Found a bit of history with a CG slant, that I was not aware of. It starts in 1935 and involves Guano, Amelia Earhart, politically connected Pan American Airways founder, Juan Trippe, and several Coast Guard cutters in an effort to grab islands on the air route from Hawaii to New Zealand before the British could claim them. In 1979 these islands were ceded to the newly formed nation of Kiribati.

More news on the 123 WPB front

As reported here there is more news on the 123 WPB legal fight:

“Yesterday the United States District Court, N.D. Texas, Dallas Division denied a motion to dismiss Deepwater whistleblower Michael DeKort’s false claims act suit against Integrated Coast Guard Systems LLC (ICGS) and Lockheed Martin Corporation. The court has not prevented the case from moving forward, finding that DeKort’s allegations to be true, ‘well-pleaded factual allegations.'”…

Check the link for more details and background.

Can-Do-itis, Can it be cured?

When we talked about the requirements for an Arctic Patrol Vessel, I had suggested that in this harsh and unforgiving environment, there would be circumstances when we would want to launch two helos or at least have a second helo on standby on deck. (Long range, far from help, marginal weather.) The response was that one helo would be enough.

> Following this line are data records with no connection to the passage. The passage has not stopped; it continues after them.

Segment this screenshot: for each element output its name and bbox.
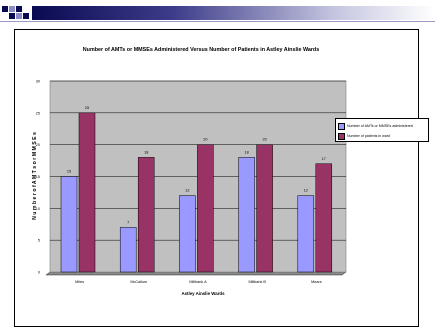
legend-swatch-patients <box>338 132 345 140</box>
data-label: 7 <box>127 220 129 224</box>
y-tick-label: 5 <box>38 239 40 243</box>
header-square-3 <box>16 6 22 12</box>
data-label: 15 <box>67 170 71 174</box>
y-tick-label: 25 <box>36 111 40 115</box>
y-tick-label: 20 <box>36 143 40 147</box>
data-label: 20 <box>262 138 266 142</box>
data-label: 12 <box>185 189 189 193</box>
bar-patients <box>197 144 214 273</box>
x-tick-label: Mears <box>311 280 322 284</box>
bar-administered <box>60 176 78 273</box>
bar-administered <box>297 195 315 273</box>
plot-floor <box>45 271 347 276</box>
x-tick-label: Miles <box>75 280 84 284</box>
slide-header <box>0 0 435 22</box>
data-label: 17 <box>322 157 326 161</box>
data-label: 12 <box>304 189 308 193</box>
bar-patients <box>78 112 96 273</box>
data-label: 25 <box>85 106 89 110</box>
header-square-5 <box>16 13 22 19</box>
x-axis-title: Astley Ainslie Wards <box>181 291 225 296</box>
chart-title: Number of AMTs or MMSEs Administered Ver… <box>83 47 319 53</box>
legend-label-administered: Number of AMTs or MMSEs administered <box>347 123 413 128</box>
x-tick-label: McCallum <box>130 280 147 284</box>
y-tick-label: 30 <box>36 80 40 84</box>
y-tick-label: 15 <box>36 175 40 179</box>
legend-swatch-administered <box>338 122 345 130</box>
x-tick-label: Millbank A <box>189 280 207 284</box>
legend-label-patients: Number of patients in ward <box>347 133 390 138</box>
header-square-6 <box>23 13 29 19</box>
header-square-4 <box>9 13 15 19</box>
data-label: 20 <box>203 138 207 142</box>
legend-item-administered: Number of AMTs or MMSEs administered <box>338 121 426 131</box>
y-tick-label: 0 <box>38 271 40 275</box>
y-axis-title: N u m b e r o f A M T s o r M M S E s <box>32 132 38 220</box>
data-label: 18 <box>244 150 248 154</box>
legend-item-patients: Number of patients in ward <box>338 131 426 141</box>
bar-administered <box>119 227 137 273</box>
bar-patients <box>315 163 333 273</box>
bar-administered <box>179 195 196 273</box>
bar-patients <box>137 157 155 273</box>
x-tick-label: Millbank B <box>248 280 266 284</box>
header-rule <box>0 21 435 22</box>
chart-legend: Number of AMTs or MMSEs administered Num… <box>335 118 429 142</box>
header-gradient-bar <box>32 6 435 20</box>
bar-patients <box>256 144 273 273</box>
y-tick-label: 10 <box>36 207 40 211</box>
header-square-2 <box>9 6 15 12</box>
header-square-1 <box>2 6 8 12</box>
bar-administered <box>238 157 255 273</box>
data-label: 18 <box>144 150 148 154</box>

Spoken like a true operator. Yes, Coast Guardsmen take calculated risks all the time. There is a mission to do. We have only one helo available. It would be better to have two, but that is not an option, so we go with one. We get away with it, so next time, we also go with one without even thinking about it. It becomes the standard.

But step back.

When we are in the procurement phase, we need to change our mind set. Having two helos is an option. The question is fundamentally different. I think the Coast Guard has been suffering from “Can-Doitis.” This is why we are still using ships that should have been replaced 15 years ago. Why our budget is being cut while the Navy’s is being increased. Why we must now decommission five ships before their replacements come on line. (Frankly, I think the decision to do so reflects refreshing realism on the part of the leadership, but it is why we got in this mess.)

I hope the operators’ attitude never changes, but when the operator moves to the position of stating our needs, the question has to change. Not, “If I have only this, are the risks acceptable?” but “What do we really need to do the job safely, reliably, and consistently without making unreasonable demands on our people?”

If we go to the administration or Congress and ask for the minimum we can get away with, we will never get more than the minimum. Worse yet, they will assume we have padded our request and will be only too happy to cut it further.

When our leadership decides that we can make do, they are not deciding for themselves. They are deciding for young people that we frequently demand too much of, the engineers that are working 18 hours a day, when they should be with their families, to get an ancient and unreliable plant ready to sail thousands miles from home, for the crew of a 110 that is, in fact, going in harms way, or the crews of cutters responding to the earthquake in Haiti only to have their ships fail them.

It is difficult, but going from the field to deciding what the service should ask for, means going from heroic, impetuous youth to being an overprotective parent looking out for the safety and well being of our most important asset, our people.